If I can’t remember exactly when I saw him alive for the last time, I can certainly remember the place he died, the sight of him lying on the pavement, the crowd of people gathered around him and my mother screaming his name. You certainly don’t forget something like that. That kind of thing stays with you. It’s hard to think of a more unforgettable experience.

Abstract images. They’re all I have when I try recall the rest of 13th April 1982. I remember the ambulance journey to the hospital, the paramedics performing heart massage on him and know I knew he was gone. That wasn’t my father lying there. Nothing of the man I knew of as my father was still with me. Two words from one of the paramedics confirmed it, “he’s gone”. I didn’t cry in the ambulance. I didn’t cry for years. Twenty two years to be precise, when the anger came with a torrent that shocked me to my core.

Time passes and the next memory I have is of being in a small room in the hospital. A nurse was comforting my mother and asking her questions about my father. I found out then that he was sixty two years old. I thought he was twenty four. That’s what he told me when I asked him. You don’t spot irony when you’re six and I had no idea that my father was so much older than my friend’s fathers. I wonder why I ever had asked him his age. I suspect now, although I have no recollection, that it was an issue for him and I must have sensed it. The gossips must have noticed his age when he came to collect me from school. He must have felt the eyes of those other parents upon him. That must be why I asked him.

Later that day I had dinner at a friend’s house. His mother served spaghetti on toast. I’m told family members came and stayed until after the funeral. It was thought I shouldn’t attend and thus began the policy of sweeping it under the carpet. They meant to help, they tried to shield me from it but it was the wrong thing to do. I know that I used to act out the scene of his death. I’d lie motionless and still, my mouth agape. An uncomprehending child trying to understand that grotesque image burned into my young mind. Child psychologists would point to classic behaviour. I wanted to understand. I wanted to know what would happen to me when I died. My mother caught me and through her tears I was told never to do it again. And so it was bottled away.

We are, so the adage goes, also what we have lost.

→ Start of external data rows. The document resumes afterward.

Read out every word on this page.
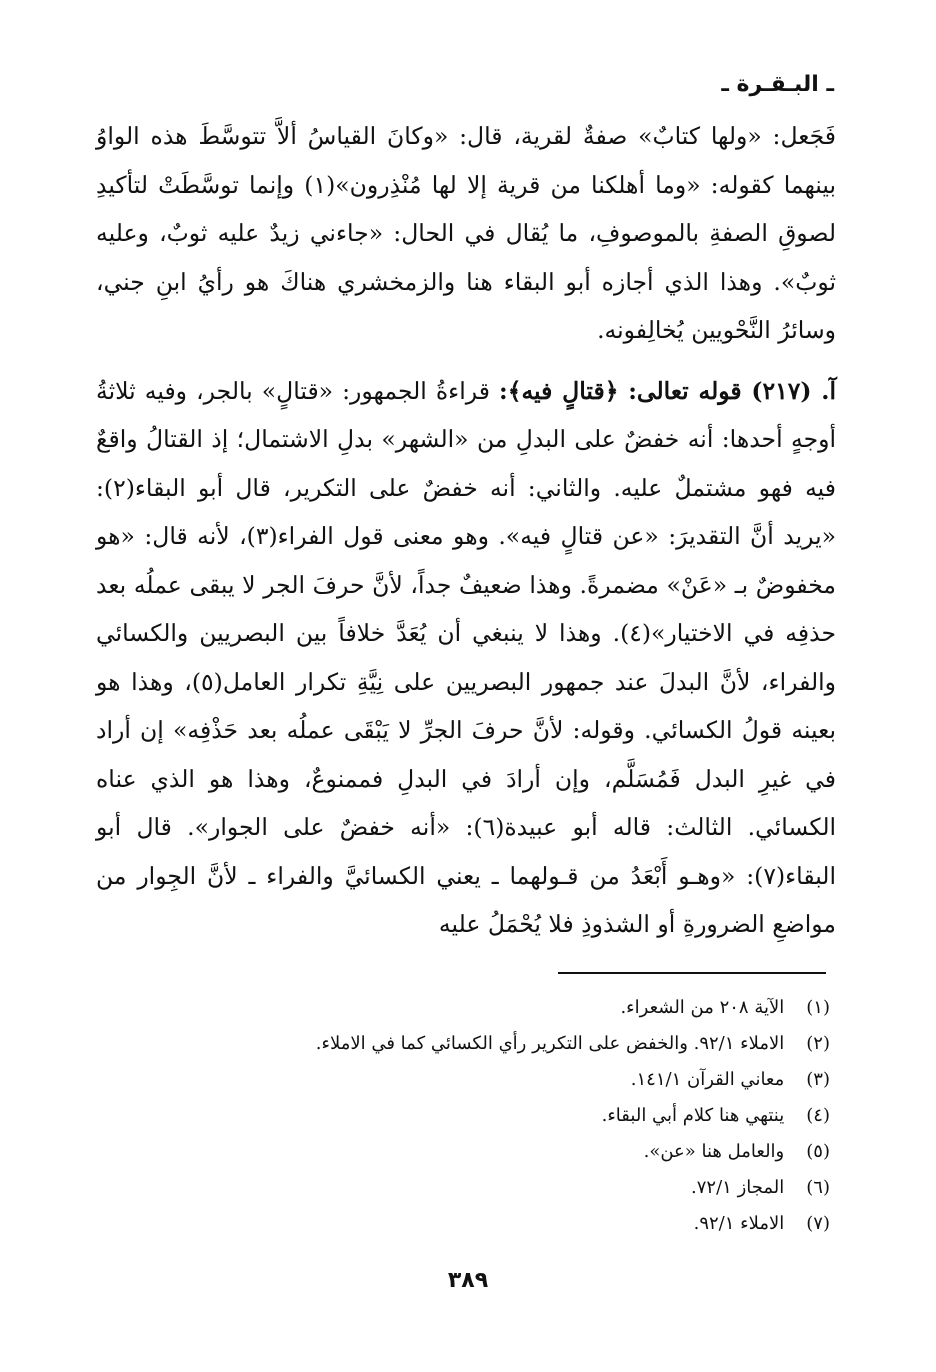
ـ البـقـرة ـ

فَجَعل: «ولها كتابٌ» صفةٌ لقرية، قال: «وكانَ القياسُ ألاَّ تتوسَّطَ هذه الواوُ بينهما كقوله: «وما أهلكنا من قرية إلا لها مُنْذِرون»(١) وإنما توسَّطَتْ لتأكيدِ لصوقِ الصفةِ بالموصوفِ، ما يُقال في الحال: «جاءني زيدٌ عليه ثوبٌ، وعليه ثوبٌ». وهذا الذي أجازه أبو البقاء هنا والزمخشري هناكَ هو رأيُ ابنِ جني، وسائرُ النَّحْويين يُخالِفونه.

آ. (٢١٧) قوله تعالى: ﴿قتالٍ فيه﴾: قراءةُ الجمهور: «قتالٍ» بالجر، وفيه ثلاثةُ أوجهٍ أحدها: أنه خفضٌ على البدلِ من «الشهر» بدلِ الاشتمال؛ إذ القتالُ واقعٌ فيه فهو مشتملٌ عليه. والثاني: أنه خفضٌ على التكرير، قال أبو البقاء(٢): «يريد أنَّ التقديرَ: «عن قتالٍ فيه». وهو معنى قول الفراء(٣)، لأنه قال: «هو مخفوضٌ بـ «عَنْ» مضمرةً. وهذا ضعيفٌ جداً، لأنَّ حرفَ الجر لا يبقى عملُه بعد حذفِه في الاختيار»(٤). وهذا لا ينبغي أن يُعَدَّ خلافاً بين البصريين والكسائي والفراء، لأنَّ البدلَ عند جمهور البصريين على نِيَّةِ تكرار العامل(٥)، وهذا هو بعينه قولُ الكسائي. وقوله: لأنَّ حرفَ الجرِّ لا يَبْقَى عملُه بعد حَذْفِه» إن أراد في غيرِ البدل فَمُسَلَّم، وإن أرادَ في البدلِ فممنوعٌ، وهذا هو الذي عناه الكسائي. الثالث: قاله أبو عبيدة(٦): «أنه خفضٌ على الجوار». قال أبو البقاء(٧): «وهـو أَبْعَدُ من قـولهما ـ يعني الكسائيَّ والفراء ـ لأنَّ الجِوار من مواضعِ الضرورةِ أو الشذوذِ فلا يُحْمَلُ عليه

(١) الآية ٢٠٨ من الشعراء.
(٢) الاملاء ٩٢/١. والخفض على التكرير رأي الكسائي كما في الاملاء.
(٣) معاني القرآن ١٤١/١.
(٤) ينتهي هنا كلام أبي البقاء.
(٥) والعامل هنا «عن».
(٦) المجاز ٧٢/١.
(٧) الاملاء ٩٢/١.
٣٨٩
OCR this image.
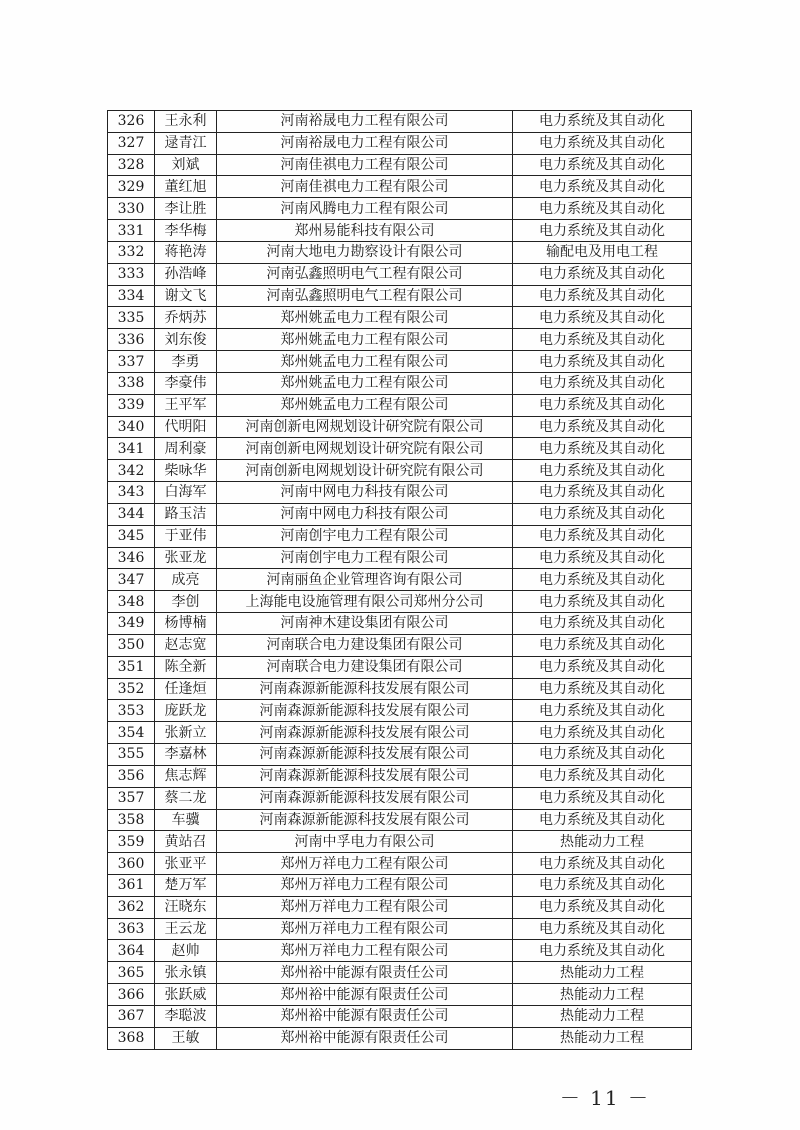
326	王永利	河南裕晟电力工程有限公司	电力系统及其自动化
327	逯青江	河南裕晟电力工程有限公司	电力系统及其自动化
328	刘斌	河南佳祺电力工程有限公司	电力系统及其自动化
329	董红旭	河南佳祺电力工程有限公司	电力系统及其自动化
330	李让胜	河南风腾电力工程有限公司	电力系统及其自动化
331	李华梅	郑州易能科技有限公司	电力系统及其自动化
332	蒋艳涛	河南大地电力勘察设计有限公司	输配电及用电工程
333	孙浩峰	河南弘鑫照明电气工程有限公司	电力系统及其自动化
334	谢文飞	河南弘鑫照明电气工程有限公司	电力系统及其自动化
335	乔炳苏	郑州姚孟电力工程有限公司	电力系统及其自动化
336	刘东俊	郑州姚孟电力工程有限公司	电力系统及其自动化
337	李勇	郑州姚孟电力工程有限公司	电力系统及其自动化
338	李豪伟	郑州姚孟电力工程有限公司	电力系统及其自动化
339	王平军	郑州姚孟电力工程有限公司	电力系统及其自动化
340	代明阳	河南创新电网规划设计研究院有限公司	电力系统及其自动化
341	周利豪	河南创新电网规划设计研究院有限公司	电力系统及其自动化
342	柴咏华	河南创新电网规划设计研究院有限公司	电力系统及其自动化
343	白海军	河南中网电力科技有限公司	电力系统及其自动化
344	路玉洁	河南中网电力科技有限公司	电力系统及其自动化
345	于亚伟	河南创宇电力工程有限公司	电力系统及其自动化
346	张亚龙	河南创宇电力工程有限公司	电力系统及其自动化
347	成亮	河南丽鱼企业管理咨询有限公司	电力系统及其自动化
348	李创	上海能电设施管理有限公司郑州分公司	电力系统及其自动化
349	杨博楠	河南神木建设集团有限公司	电力系统及其自动化
350	赵志宽	河南联合电力建设集团有限公司	电力系统及其自动化
351	陈全新	河南联合电力建设集团有限公司	电力系统及其自动化
352	任逢烜	河南森源新能源科技发展有限公司	电力系统及其自动化
353	庞跃龙	河南森源新能源科技发展有限公司	电力系统及其自动化
354	张新立	河南森源新能源科技发展有限公司	电力系统及其自动化
355	李嘉林	河南森源新能源科技发展有限公司	电力系统及其自动化
356	焦志辉	河南森源新能源科技发展有限公司	电力系统及其自动化
357	蔡二龙	河南森源新能源科技发展有限公司	电力系统及其自动化
358	车骥	河南森源新能源科技发展有限公司	电力系统及其自动化
359	黄站召	河南中孚电力有限公司	热能动力工程
360	张亚平	郑州万祥电力工程有限公司	电力系统及其自动化
361	楚万军	郑州万祥电力工程有限公司	电力系统及其自动化
362	汪晓东	郑州万祥电力工程有限公司	电力系统及其自动化
363	王云龙	郑州万祥电力工程有限公司	电力系统及其自动化
364	赵帅	郑州万祥电力工程有限公司	电力系统及其自动化
365	张永镇	郑州裕中能源有限责任公司	热能动力工程
366	张跃威	郑州裕中能源有限责任公司	热能动力工程
367	李聪波	郑州裕中能源有限责任公司	热能动力工程
368	王敏	郑州裕中能源有限责任公司	热能动力工程
－ 11 －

The man I am today was forged twenty three years ago. I was sixteen when the panic attacks started. The chest pains, the morbid fixation with death. I started counselling but I couldn’t face raking up the past. I found that cutting myself would ease the pain. I was given drugs but I didn’t want to be dependent on them. I couldn’t sleep at night and couldn’t face the daytime. Since then I’ve not stayed in continual employment for more than four years. I racked up huge debts convinced that I’d be dead before I had to repay them. I’ve drifted from job to job, from town to town and from failed relationship to failed relationship.

This September I will return to University and I will begin the rest of my life. It might be another abortive attempt at putting the past behind me or it might be the best thing I’ve ever done. I’ll only know when I try. I’m no longer afraid to fail. I held my stepfather’s hand when he died in February. I’m no longer afraid at all.

Twenty three years ago my father died. It’s time to rise and shine.